Correspondence: Jeffrey S. Bartlett, Gene Therapy Center, WA3016, The Research Institute at Nationwide Children's Hospital, 700 Children's Drive, Columbus, Ohio 43205, USA. E-mail: Jeffrey.Bartlett@NationwideChildrens.org

Received 29 November 2007; Accepted 15 May 2008; Published online 17 June 2008.

Abstract

We have developed a highly specific and robust new method for labeling adeno-associated virus (AAV) vector particles with either biophysical probes or targeting ligands.
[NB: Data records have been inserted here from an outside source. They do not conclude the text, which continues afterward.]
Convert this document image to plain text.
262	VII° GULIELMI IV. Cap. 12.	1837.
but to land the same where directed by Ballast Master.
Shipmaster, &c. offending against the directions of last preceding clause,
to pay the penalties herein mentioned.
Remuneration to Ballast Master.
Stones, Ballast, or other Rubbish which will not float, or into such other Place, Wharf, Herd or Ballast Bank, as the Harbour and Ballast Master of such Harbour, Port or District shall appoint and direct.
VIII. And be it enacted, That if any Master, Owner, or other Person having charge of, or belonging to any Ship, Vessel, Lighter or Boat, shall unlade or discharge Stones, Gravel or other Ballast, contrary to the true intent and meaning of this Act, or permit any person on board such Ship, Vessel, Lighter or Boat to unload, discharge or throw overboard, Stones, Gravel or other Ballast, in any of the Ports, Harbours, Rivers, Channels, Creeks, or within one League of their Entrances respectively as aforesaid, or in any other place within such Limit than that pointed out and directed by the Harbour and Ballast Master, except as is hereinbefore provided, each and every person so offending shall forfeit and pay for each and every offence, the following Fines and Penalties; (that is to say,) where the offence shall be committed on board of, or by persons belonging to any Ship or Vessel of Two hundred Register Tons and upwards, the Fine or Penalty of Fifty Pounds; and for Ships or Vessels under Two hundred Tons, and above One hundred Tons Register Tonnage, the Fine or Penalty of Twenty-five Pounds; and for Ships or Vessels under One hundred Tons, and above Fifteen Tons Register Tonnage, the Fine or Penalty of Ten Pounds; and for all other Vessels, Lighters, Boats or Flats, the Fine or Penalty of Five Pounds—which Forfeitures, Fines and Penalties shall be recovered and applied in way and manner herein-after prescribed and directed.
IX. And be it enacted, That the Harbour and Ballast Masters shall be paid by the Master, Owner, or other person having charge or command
Our approach uses the Escherichia coli enzyme biotin ligase (BirA), which ligates biotin to a 15-amino-acid biotin acceptor peptide (BAP) in a sequence-specific manner. In this study we demonstrate that by using a ketone isotere of biotin as a cofactor we can ligate this probe to BAP-modified AAV capsids. Because ketones are absent from AAV, BAP-modified AAV particles can be tagged with the ketone probe and then specifically conjugated to hydrazide- or hydroxylamine-functionalized molecules. We demonstrate this two-stage modification methodology in the context of a mammalian cell lysate for the labeling of AAV vector particles with various fluorophores, and for the attachment of a synthetic cyclic arginine–glycine–aspartate (RGD) peptide (c(RGDfC)) to target integrin receptors that are present on neovasculature. Fluorophore labeling allowed the straightforward determination of intracellular particle distribution. Ligand conjugation mediated a significant increase in the transduction of endothelial cells in vitro, and permitted the intravascular targeting of AAV vectors to tumor-associated vasculature in vivo. These results suggest that this approach holds significant promise for future studies aimed at understanding and modifying AAV vector–cellular interactions.